The US Supreme Court rejects Elon Musk’s appeal in ‘funding secured’ tweet ruling

On Monday, the US Supreme Court dismissed Elon Musk’s appeal about a 2018 SEC settlement regarding his infamous “funding secured” tweet. Ars Technica reports that the conservative-majority court took a break from weighing whether US Presidents should be above the law to pass on Musk’s attempt to throw out the agreement, which required him to pay fines, step down from Tesla’s board and have his tweets pre-screened by a lawyer.

The justices denied Musk’s petition without commenting. Their unwillingness to take up the billionaire’s appeal leaves intact an appeals court ruling from a year ago that smacked down the Tesla founder’s claims of victimhood.

The saga began in 2018 when Musk tweeted, “Am considering taking Tesla private at $420. Funding secured.” He also posted, “Investor support is confirmed. Only reason why this is not certain is that it’s contingent on a shareholder vote.” Tesla’s stock rose by more than six percent.

There was only one tiny problem: The funding wasn’t secured, and the SEC takes false statements that affect investors very seriously. The SEC said, “Musk had not even discussed, much less confirmed, key deal terms, including price, with any potential funding source” and that he “knew that he had not satisfied numerous additional contingencies.” The government agency claimed the post caused “significant confusion and disruption in the market for Tesla’s stock.”

The SEC settlement hit his wallet hard, requiring Musk and Tesla to each pay $20 million in penalties. He also had to step down from his board chairman role at the automaker and have a Tesla attorney screen any investor-related tweets before posting. Of course, Musk later bought Twitter and changed its name to X. But at least that’s going splendidly!

His appeal said the settlement forced him to “waive his First Amendment rights to speak on matters ranging far beyond the charged violations.” Musk, who currently has an estimated net worth of $185 billion, claimed he was a victim of “economic duress” when agreeing to the settlement, which he described as a tactic to “muzzle and harass” him and his company.
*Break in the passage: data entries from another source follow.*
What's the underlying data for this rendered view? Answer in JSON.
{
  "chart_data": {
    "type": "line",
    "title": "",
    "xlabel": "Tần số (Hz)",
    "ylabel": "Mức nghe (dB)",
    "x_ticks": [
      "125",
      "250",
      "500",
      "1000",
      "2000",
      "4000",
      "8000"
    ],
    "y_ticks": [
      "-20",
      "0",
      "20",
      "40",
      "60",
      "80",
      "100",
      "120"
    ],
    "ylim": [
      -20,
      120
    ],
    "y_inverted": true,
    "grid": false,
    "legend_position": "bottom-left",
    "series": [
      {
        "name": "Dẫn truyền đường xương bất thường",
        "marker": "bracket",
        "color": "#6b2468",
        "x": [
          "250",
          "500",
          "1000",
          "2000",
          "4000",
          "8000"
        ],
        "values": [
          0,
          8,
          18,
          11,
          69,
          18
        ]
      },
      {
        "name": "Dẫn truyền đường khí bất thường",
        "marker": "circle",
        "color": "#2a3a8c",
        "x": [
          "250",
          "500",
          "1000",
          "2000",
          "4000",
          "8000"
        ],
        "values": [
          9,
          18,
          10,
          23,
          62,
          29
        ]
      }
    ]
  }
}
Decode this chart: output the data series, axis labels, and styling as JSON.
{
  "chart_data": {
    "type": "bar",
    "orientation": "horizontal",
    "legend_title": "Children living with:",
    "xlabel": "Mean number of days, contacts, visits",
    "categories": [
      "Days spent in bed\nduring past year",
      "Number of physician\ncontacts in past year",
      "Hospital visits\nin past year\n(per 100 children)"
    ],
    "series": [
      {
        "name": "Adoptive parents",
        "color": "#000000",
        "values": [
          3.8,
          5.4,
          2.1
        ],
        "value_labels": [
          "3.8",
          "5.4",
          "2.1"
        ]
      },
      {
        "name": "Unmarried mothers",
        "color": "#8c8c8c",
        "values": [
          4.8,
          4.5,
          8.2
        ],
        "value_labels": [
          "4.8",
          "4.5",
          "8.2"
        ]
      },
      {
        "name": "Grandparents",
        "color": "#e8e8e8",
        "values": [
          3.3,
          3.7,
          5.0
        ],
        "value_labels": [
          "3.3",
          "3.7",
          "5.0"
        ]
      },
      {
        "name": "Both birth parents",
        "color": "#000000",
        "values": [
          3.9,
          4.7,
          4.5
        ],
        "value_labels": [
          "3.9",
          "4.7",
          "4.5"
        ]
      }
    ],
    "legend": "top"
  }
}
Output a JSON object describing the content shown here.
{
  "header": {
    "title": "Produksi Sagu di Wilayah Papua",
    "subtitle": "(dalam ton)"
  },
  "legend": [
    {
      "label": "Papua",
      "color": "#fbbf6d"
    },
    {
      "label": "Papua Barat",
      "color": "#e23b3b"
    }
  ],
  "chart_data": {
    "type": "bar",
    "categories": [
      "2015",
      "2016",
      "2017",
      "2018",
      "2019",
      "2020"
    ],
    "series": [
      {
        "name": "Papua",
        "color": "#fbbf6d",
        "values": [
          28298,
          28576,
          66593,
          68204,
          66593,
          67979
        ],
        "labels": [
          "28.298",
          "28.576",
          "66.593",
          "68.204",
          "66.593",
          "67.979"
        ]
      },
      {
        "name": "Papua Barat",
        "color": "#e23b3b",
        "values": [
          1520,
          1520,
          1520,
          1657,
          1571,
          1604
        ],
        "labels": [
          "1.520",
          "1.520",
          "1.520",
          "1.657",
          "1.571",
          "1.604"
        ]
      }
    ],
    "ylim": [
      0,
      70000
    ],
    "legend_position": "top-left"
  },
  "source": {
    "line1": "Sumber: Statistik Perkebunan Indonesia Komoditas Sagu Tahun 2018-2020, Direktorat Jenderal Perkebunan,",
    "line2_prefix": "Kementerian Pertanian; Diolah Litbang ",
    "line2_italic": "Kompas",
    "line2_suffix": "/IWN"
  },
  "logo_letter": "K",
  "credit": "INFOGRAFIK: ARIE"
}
The 2nd Circuit appeals court, whose ruling will now be the final word on the matter, shot down Musk’s arguments. “Parties entering into consent decrees may voluntarily waive their First Amendment and other rights,” they said. The appeals court saw “no evidence to support Musk’s contention that the SEC has used the consent decree to conduct bad-faith, harassing investigations of his protected speech.”